Regule cum suis ampliationibus et fallentijs e toto iure delecte.
Regule cum suis ampliationibus et fallentijs e toto iure delecte.
Regule cum suis ampliationibus et fallentijs e toto iure delecte.
FOR PROS & TYROS

Regule cum suis ampliationibus et fallentijs e toto iure delecte.

Paris, J. Barbier for J., G. and E. de Marnef 1514.

8vo (167 x 102 mm.). [xvi], ccxvi leaves. White-line metalcut initials on a dotted ground mixed with letterpress Lombardic initials, some initial spaces with printed guide letters, a Marnef woodcut title device.

CONTEMPORARY LYONESE BLIND-DECORATED CALF over flexible paper boards (worn, crown and base of the spine chipped, endleaves removed), panels with triple rule borders enclosing two repetitions of a panel stamp (73 x 55 mm.) of St. Roch under an arch and boughs in the corners, an angel on his right and his dog on his left, captioned below ST. ROCHE LIBERA NOS A P[ESTE] (Gid, Catalogue des reliures…estampés à froid St7), some edges uncut.

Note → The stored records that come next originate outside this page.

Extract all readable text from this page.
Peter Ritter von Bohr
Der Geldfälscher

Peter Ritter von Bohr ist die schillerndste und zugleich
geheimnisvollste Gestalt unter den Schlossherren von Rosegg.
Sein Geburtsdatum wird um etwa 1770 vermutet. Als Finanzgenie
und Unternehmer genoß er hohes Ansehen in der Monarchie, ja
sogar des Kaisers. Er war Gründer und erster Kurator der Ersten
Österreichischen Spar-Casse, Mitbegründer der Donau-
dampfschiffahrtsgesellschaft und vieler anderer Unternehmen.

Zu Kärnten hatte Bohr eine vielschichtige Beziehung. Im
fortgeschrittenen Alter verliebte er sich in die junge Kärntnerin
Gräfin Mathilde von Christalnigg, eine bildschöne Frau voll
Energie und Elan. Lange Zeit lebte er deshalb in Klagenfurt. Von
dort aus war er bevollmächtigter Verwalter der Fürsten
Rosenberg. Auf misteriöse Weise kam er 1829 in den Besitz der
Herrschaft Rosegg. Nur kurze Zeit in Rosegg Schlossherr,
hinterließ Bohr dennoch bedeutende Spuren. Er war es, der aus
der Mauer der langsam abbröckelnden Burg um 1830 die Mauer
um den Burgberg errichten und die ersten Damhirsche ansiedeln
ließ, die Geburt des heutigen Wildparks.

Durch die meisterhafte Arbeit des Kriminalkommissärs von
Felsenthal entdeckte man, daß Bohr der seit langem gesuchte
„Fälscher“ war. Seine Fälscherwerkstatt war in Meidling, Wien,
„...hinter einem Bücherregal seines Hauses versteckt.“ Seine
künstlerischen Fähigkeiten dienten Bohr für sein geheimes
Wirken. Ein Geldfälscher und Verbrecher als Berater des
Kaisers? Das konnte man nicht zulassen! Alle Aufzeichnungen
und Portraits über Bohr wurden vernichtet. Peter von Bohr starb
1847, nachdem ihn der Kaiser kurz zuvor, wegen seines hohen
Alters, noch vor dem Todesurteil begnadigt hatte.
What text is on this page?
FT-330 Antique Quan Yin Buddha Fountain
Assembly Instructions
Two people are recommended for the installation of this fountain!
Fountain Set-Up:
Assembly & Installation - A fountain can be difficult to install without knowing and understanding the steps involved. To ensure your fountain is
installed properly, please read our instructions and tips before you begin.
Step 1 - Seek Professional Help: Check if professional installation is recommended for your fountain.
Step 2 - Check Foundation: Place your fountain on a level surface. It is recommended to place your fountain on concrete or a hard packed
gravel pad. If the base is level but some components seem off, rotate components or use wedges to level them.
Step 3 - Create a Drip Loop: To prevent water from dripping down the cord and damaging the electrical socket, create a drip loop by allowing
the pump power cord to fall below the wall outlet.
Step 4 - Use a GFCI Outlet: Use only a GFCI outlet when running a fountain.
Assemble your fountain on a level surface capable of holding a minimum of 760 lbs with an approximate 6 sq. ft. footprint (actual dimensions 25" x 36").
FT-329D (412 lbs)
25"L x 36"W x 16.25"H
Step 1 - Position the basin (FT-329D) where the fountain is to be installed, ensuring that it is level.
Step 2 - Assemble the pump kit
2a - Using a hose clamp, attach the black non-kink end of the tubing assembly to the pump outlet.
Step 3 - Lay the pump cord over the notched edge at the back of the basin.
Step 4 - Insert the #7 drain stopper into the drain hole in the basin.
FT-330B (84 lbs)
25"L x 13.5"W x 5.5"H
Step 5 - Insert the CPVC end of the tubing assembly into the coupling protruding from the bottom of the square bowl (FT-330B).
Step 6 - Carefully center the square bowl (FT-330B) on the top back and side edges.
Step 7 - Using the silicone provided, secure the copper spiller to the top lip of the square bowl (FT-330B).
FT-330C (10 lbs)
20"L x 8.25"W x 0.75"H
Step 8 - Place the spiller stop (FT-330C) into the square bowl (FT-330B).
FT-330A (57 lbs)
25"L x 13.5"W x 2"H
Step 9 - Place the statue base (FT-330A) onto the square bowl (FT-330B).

            The leading 15th-century Italian jurist compiled this manual of well over four hundred civil law maxims. Alphabetically arranged, each entry is reduced to a few sentences, offers guidance on the most common errors associated with the point at hand and cites elucidative secondary sources. Doubly useful, the Table of Contents summarizes each entry and immediately refers the reader to essential texts on the topic. Initially published as a folio, it spread across northern Europe in pocket format with multiple independent editions to the 1660s. His fame and his success in print rest on this.
            The author’s humanist training guided his teaching (Bologna, Pistoia, Pavia…), his private law work and his contemporary political activity. Over three decades, he advised the Medici and their adversaries and suffered two stints in prison. In the negotiations with Charles VIII during the French invasion of Italy, Socini (also Soccini and Sozzini) switched sides twice. Despite his arrogance, venality and gambling addiction, he consistently sought pragmatic interpretations of legal texts to secure just outcomes. In good condition, a half-dozen leaves with early manuscript notes, on the final verso is a manuscript list of laureates at Douai’s English College under Decon F Wrenham dated 29 August 1589, 18th-century title inscription Biblioteca CJ Pagart m. no 375, bookplates of the comtes de Chandon de Briailles and of George Dunn (Wooley Hall, printed in Wm. Morris’ “Golden Type”).
¶Lipen, Bibliotheca realis iuridica II: 254; Moreau, Inventaire chronologique des éditions parisiennes du XVIe siècle II: 973; BP16 102634.